Cutting days fishermen spend at sea would 'cripple' industry
Maintaining days-at-sea allowance and securing cod catch increase are key priorities says Lochhead.
EU proposals to cut the number of days fishermen can spend at sea would "cripple" Scotland's fishing industry, the Rural Affairs Secretary has said.
Fisheries ministers from across Europe will meet in Luxembourg on Thursday, where Richard Lochhead will argue for an increase in the Total Allowable Catch (TAC) and no reduction in days allowed at sea.
Mr Lochead said these would be his "key negotiating priorities" in the run-up to crucial talks for the industry later this year.
"Preventing a cut to days-at-sea allowance and, if the science supports it, securing an increase in cod TAC, are two of our key negotiating priorities as we enter this important phase leading up to the crunch Fisheries Council in December," he said.

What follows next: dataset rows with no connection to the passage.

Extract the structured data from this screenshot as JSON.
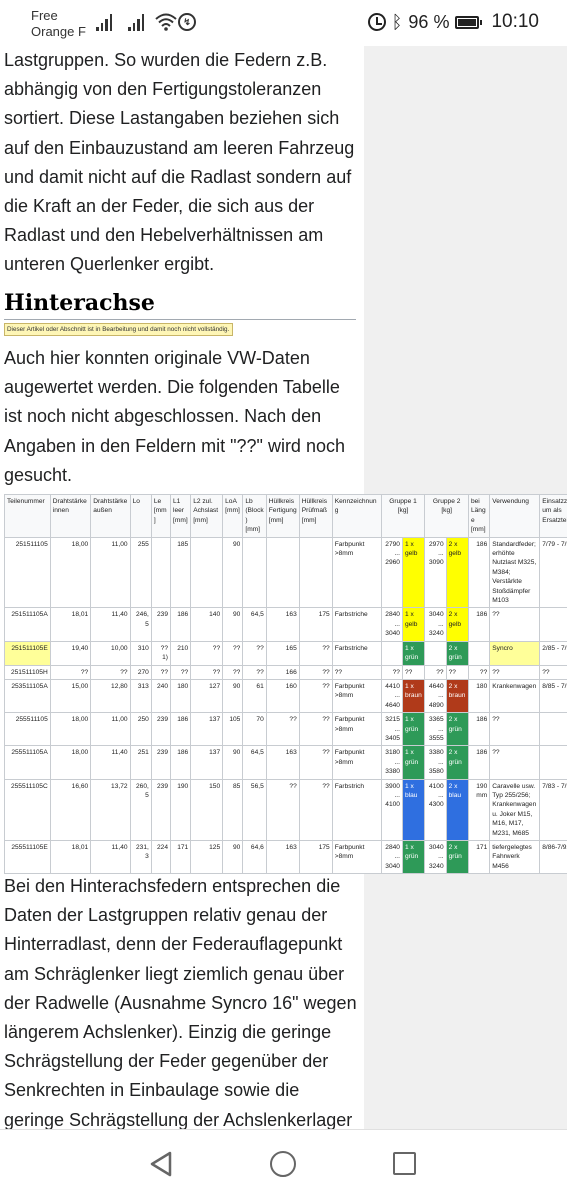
{
  "status_bar": {
    "carrier_line1": "Free",
    "carrier_line2": "Orange F",
    "battery": "96 %",
    "time": "10:10"
  },
  "article": {
    "paragraph_top": "Lastgruppen. So wurden die Federn z.B. abhängig von den Fertigungstoleranzen sortiert. Diese Lastangaben beziehen sich auf den Einbauzustand am leeren Fahrzeug und damit nicht auf die Radlast sondern auf die Kraft an der Feder, die sich aus der Radlast und den Hebelverhältnissen am unteren Querlenker ergibt.",
    "heading": "Hinterachse",
    "notice": "Dieser Artikel oder Abschnitt ist in Bearbeitung und damit noch nicht vollständig.",
    "paragraph_intro": "Auch hier konnten originale VW-Daten augewertet werden. Die folgenden Tabelle ist noch nicht abgeschlossen. Nach den Angaben in den Feldern mit \"??\" wird noch gesucht.",
    "paragraph_bottom": "Bei den Hinterachsfedern entsprechen die Daten der Lastgruppen relativ genau der Hinterradlast, denn der Federauflagepunkt am Schräglenker liegt ziemlich genau über der Radwelle (Ausnahme Syncro 16\" wegen längerem Achslenker). Einzig die geringe Schrägstellung der Feder gegenüber der Senkrechten in Einbaulage sowie die geringe Schrägstellung der Achslenkerlager"
  },
  "table": {
    "headers": [
      "Teilenummer",
      "Drahtstärke innen",
      "Drahtstärke außen",
      "Lo",
      "Le [mm]",
      "L1 leer [mm]",
      "L2 zul. Achslast [mm]",
      "LoA [mm]",
      "Lb (Block) [mm]",
      "Hüllkreis Fertigung [mm]",
      "Hüllkreis Prüfmaß [mm]",
      "Kennzeichnung",
      "Gruppe 1 [kg]",
      "Gruppe 2 [kg]",
      "bei Länge [mm]",
      "Verwendung",
      "Einsatzzeitraum als Ersatzteil"
    ],
    "rows": [
      {
        "part": "251511105",
        "di": "18,00",
        "da": "11,00",
        "lo": "255",
        "le": "",
        "l1": "185",
        "l2": "",
        "loa": "90",
        "lb": "",
        "hf": "",
        "hp": "",
        "mark": "Farbpunkt >8mm",
        "g1v": "2790 ... 2960",
        "g1c": "1 x gelb",
        "g1k": "yellow",
        "g2v": "2970 ... 3090",
        "g2c": "2 x gelb",
        "g2k": "yellow",
        "len": "186",
        "use": "Standardfeder; erhöhte Nutzlast M325, M384; Verstärkte Stoßdämpfer M103",
        "period": "7/79 - 7/92"
      },
      {
        "part": "251511105A",
        "di": "18,01",
        "da": "11,40",
        "lo": "246,5",
        "le": "239",
        "l1": "186",
        "l2": "140",
        "loa": "90",
        "lb": "64,5",
        "hf": "163",
        "hp": "175",
        "mark": "Farbstriche",
        "g1v": "2840 ... 3040",
        "g1c": "1 x gelb",
        "g1k": "yellow",
        "g2v": "3040 ... 3240",
        "g2c": "2 x gelb",
        "g2k": "yellow",
        "len": "186",
        "use": "??",
        "period": ""
      },
      {
        "part": "251511105E",
        "di": "19,40",
        "da": "10,00",
        "lo": "310",
        "le": "?? 1)",
        "l1": "210",
        "l2": "??",
        "loa": "??",
        "lb": "??",
        "hf": "165",
        "hp": "??",
        "mark": "Farbstriche",
        "g1v": "",
        "g1c": "1 x grün",
        "g1k": "green",
        "g2v": "",
        "g2c": "2 x grün",
        "g2k": "green",
        "len": "",
        "use": "Syncro",
        "period": "2/85 - 7/92",
        "hl": true
      },
      {
        "part": "251511105H",
        "di": "??",
        "da": "??",
        "lo": "270",
        "le": "??",
        "l1": "??",
        "l2": "??",
        "loa": "??",
        "lb": "??",
        "hf": "166",
        "hp": "??",
        "mark": "??",
        "g1v": "??",
        "g1c": "??",
        "g1k": "",
        "g2v": "??",
        "g2c": "??",
        "g2k": "",
        "len": "??",
        "use": "??",
        "period": "??"
      },
      {
        "part": "253511105A",
        "di": "15,00",
        "da": "12,80",
        "lo": "313",
        "le": "240",
        "l1": "180",
        "l2": "127",
        "loa": "90",
        "lb": "61",
        "hf": "160",
        "hp": "??",
        "mark": "Farbpunkt >8mm",
        "g1v": "4410 ... 4640",
        "g1c": "1 x braun",
        "g1k": "red",
        "g2v": "4640 ... 4890",
        "g2c": "2 x braun",
        "g2k": "red",
        "len": "180",
        "use": "Krankenwagen",
        "period": "8/85 - 7/92"
      },
      {
        "part": "255511105",
        "di": "18,00",
        "da": "11,00",
        "lo": "250",
        "le": "239",
        "l1": "186",
        "l2": "137",
        "loa": "105",
        "lb": "70",
        "hf": "??",
        "hp": "??",
        "mark": "Farbpunkt >8mm",
        "g1v": "3215 ... 3405",
        "g1c": "1 x grün",
        "g1k": "green",
        "g2v": "3365 ... 3555",
        "g2c": "2 x grün",
        "g2k": "green",
        "len": "186",
        "use": "??",
        "period": ""
      },
      {
        "part": "255511105A",
        "di": "18,00",
        "da": "11,40",
        "lo": "251",
        "le": "239",
        "l1": "186",
        "l2": "137",
        "loa": "90",
        "lb": "64,5",
        "hf": "163",
        "hp": "??",
        "mark": "Farbpunkt >8mm",
        "g1v": "3180 ... 3380",
        "g1c": "1 x grün",
        "g1k": "green",
        "g2v": "3380 ... 3580",
        "g2c": "2 x grün",
        "g2k": "green",
        "len": "186",
        "use": "??",
        "period": ""
      },
      {
        "part": "255511105C",
        "di": "16,60",
        "da": "13,72",
        "lo": "260,5",
        "le": "239",
        "l1": "190",
        "l2": "150",
        "loa": "85",
        "lb": "56,5",
        "hf": "??",
        "hp": "??",
        "mark": "Farbstrich",
        "g1v": "3900 ... 4100",
        "g1c": "1 x blau",
        "g1k": "blue",
        "g2v": "4100 ... 4300",
        "g2c": "2 x blau",
        "g2k": "blue",
        "len": "190 mm",
        "use": "Caravelle usw. Typ 255/256; Krankenwagen u. Joker M15, M16, M17, M231, M685",
        "period": "7/83 - 7/92"
      },
      {
        "part": "255511105E",
        "di": "18,01",
        "da": "11,40",
        "lo": "231,3",
        "le": "224",
        "l1": "171",
        "l2": "125",
        "loa": "90",
        "lb": "64,6",
        "hf": "163",
        "hp": "175",
        "mark": "Farbpunkt >8mm",
        "g1v": "2840 ... 3040",
        "g1c": "1 x grün",
        "g1k": "green",
        "g2v": "3040 ... 3240",
        "g2c": "2 x grün",
        "g2k": "green",
        "len": "171",
        "use": "tiefergelegtes Fahrwerk M456",
        "period": "8/86-7/92"
      }
    ]
  },
  "nav_bar": {
    "back": "back-icon",
    "home": "home-icon",
    "recents": "recents-icon"
  }
}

"And I will be doing everything I can to secure a favourable outcome for Scotland's fishermen."
If fishermen had their days at sea cut, there is a danger they would not be able to catch the amount of fish allocated to them, Mr Lochhead argued.
"One of the most simple and indisputable issues in fishing is that fishermen need to be able to go to sea to catch the quota that has been allocated to them. By cutting the days they are able to go to sea, we risk them not being able to do that and, at a most basic level, that is a ridiculous situation to get ourselves into."
Cutting the time fishermen spend at sea could be damaging to fish stocks, as boats would not be able to fish selectively.
"A reduction to days-at-sea allocation also has a significant economic impact on fishermen and prevents them from fishing selectively due to the reduced time at sea available which is therefore detrimental to fish stocks, clearly not what EU ministers want to achieve. So I will be arguing hard for an effort freeze," Mr Lochhead said.
The Rural Affairs Secretary went on to describe the proposed cut the amount of cod Scotland's fishermen would be allowed to land as "deeply concerning".
Mr Lochhead expects scientific advice due to be published soon "will continue to show significant recovery in cod stocks", arguing that if stocks are increasing, a cut in the quota would only achieve an increase in discards "which is the very thing we are aiming to eradicate through recent Common Fisheries Policy reforms".
He stressed: "It is vital to our success in reducing discards that we take a sensible approach, in line with the science, to managing fish stocks. And again, it is important we don't end up getting the opposite result from what council wants to achieve."